# manage_recall — Manual

## What it does
Controls scheduled recalls for the current session. Actions: cancel, skip, list.

## Parameters
- `action` (string, required) — `cancel`, `skip`, or `list`
- `session_id` (string, optional) — target session; defaults to current session

## Actions

### `cancel`
Removes the pending recall for the current session. Returns success only if a pending recall actually existed.

Use when:
- The user no longer needs the scheduled callback.
- You want to replace an existing recall with a new one (cancel old, then schedule new).
- The external condition the recall was waiting for has already resolved.

### `skip`
Advances a **recurring** recall by one interval. The next trigger time moves forward by `interval_seconds`.

Use when:
- The current scheduled check is unnecessary (e.g., user already confirmed the build passed).
- You want to pause the cycle for one beat without fully cancelling it.
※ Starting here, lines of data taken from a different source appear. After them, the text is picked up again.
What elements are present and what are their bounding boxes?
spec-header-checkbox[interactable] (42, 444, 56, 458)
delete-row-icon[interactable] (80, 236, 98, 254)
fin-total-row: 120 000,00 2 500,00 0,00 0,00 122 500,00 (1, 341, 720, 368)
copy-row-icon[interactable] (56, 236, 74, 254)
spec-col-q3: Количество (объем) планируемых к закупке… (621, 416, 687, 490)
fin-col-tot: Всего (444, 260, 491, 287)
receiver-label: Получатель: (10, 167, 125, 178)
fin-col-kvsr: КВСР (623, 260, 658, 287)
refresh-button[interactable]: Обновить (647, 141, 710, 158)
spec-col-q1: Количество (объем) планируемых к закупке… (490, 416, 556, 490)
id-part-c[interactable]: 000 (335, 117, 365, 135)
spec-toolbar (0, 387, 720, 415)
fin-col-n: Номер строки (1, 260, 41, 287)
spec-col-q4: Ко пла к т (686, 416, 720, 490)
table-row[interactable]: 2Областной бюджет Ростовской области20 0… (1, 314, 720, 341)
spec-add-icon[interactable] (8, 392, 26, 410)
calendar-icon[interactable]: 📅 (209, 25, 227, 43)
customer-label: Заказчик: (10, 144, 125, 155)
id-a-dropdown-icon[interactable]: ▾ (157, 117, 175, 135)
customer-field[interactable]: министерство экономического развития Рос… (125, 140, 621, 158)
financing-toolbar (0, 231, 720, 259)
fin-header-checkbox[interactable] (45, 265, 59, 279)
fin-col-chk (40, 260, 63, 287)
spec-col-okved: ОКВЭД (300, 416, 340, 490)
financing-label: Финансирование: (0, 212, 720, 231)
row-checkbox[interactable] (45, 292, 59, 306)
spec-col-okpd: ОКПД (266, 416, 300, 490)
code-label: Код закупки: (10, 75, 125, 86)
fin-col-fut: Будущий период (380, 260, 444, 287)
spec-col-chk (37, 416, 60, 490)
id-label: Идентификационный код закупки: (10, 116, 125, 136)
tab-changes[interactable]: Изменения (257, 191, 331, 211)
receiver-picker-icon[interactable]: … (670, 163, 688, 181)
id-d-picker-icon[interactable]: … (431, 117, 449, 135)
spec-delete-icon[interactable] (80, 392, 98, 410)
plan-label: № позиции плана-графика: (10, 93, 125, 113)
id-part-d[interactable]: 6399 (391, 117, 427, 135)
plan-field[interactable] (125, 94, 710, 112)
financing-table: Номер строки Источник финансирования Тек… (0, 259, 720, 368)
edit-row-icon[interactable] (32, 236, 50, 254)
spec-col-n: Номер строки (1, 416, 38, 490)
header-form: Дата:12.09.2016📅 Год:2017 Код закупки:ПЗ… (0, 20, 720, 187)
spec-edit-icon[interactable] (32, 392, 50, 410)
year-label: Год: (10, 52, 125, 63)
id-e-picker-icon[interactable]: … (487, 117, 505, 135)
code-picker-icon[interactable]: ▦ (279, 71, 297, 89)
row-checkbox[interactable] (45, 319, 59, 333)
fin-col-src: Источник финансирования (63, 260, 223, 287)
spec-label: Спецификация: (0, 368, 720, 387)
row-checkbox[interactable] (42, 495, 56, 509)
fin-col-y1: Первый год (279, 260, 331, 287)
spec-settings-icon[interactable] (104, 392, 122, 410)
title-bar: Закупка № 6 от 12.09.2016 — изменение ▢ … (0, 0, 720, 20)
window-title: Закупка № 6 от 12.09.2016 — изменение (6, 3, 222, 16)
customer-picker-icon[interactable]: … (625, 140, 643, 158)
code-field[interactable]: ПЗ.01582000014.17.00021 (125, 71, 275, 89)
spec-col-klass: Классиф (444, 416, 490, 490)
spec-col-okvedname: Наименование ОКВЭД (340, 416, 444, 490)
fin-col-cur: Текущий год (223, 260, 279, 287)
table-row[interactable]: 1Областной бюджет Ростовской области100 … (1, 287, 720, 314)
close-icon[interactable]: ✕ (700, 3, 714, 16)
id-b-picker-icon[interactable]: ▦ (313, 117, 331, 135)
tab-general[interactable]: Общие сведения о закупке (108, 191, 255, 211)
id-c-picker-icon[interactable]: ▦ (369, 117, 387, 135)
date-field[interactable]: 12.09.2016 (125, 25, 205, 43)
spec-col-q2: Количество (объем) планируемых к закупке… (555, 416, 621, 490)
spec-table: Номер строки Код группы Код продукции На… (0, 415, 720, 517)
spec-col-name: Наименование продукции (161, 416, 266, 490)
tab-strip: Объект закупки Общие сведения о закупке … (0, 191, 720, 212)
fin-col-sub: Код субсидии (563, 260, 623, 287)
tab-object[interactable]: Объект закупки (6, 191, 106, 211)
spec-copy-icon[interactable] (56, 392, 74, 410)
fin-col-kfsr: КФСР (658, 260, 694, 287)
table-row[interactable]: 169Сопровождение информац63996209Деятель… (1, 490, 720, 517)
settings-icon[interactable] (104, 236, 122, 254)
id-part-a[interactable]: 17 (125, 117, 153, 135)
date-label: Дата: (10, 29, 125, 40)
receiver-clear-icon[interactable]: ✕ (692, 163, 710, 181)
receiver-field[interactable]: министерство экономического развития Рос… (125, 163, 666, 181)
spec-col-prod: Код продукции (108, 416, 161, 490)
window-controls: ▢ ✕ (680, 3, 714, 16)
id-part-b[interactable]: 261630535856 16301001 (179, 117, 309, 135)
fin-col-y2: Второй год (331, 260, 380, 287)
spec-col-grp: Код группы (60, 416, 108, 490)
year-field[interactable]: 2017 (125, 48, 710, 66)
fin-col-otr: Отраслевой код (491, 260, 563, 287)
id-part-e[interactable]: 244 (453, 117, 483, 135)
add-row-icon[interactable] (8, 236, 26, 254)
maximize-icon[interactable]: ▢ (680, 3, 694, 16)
Returns failure if there is no recurring recall pending.

### `list`
Shows all recalls for the target session (current session by default). Admins can list any session.

Output format:
```
Recalls for session <id>:

- [PENDING] once — trigger 2026-05-20T14:00:00+00:00
    comment: Check build status
    context: Read /tmp/build.log and report to user...
```

## Popular scenarios

### Cancel before rescheduling
User asks to change a 30-minute reminder to 1 hour. You must **cancel** the old one first, then schedule the new one — because only one pending recall per session is allowed.

### Skip a recurring check
A recurring recall checks `/var/log/myapp/errors.log` every 15 minutes. The user just told you they fixed the issue. Call `skip` to defer the next check by one interval. If the issue stays fixed, the user can ask you to cancel it entirely.

### List to verify state
Before telling the user "you have no pending recalls", call `list` to be sure. Before scheduling a new recall, call `list` to check if one already exists.

## Rules
1. Always check `list` before scheduling if you are unsure whether a recall already exists.
2. `cancel` + `schedule_recall` is the standard pattern for updating a timer.
3. `skip` only works on recurring recalls. For one-time recalls, use `cancel` if you want to abort.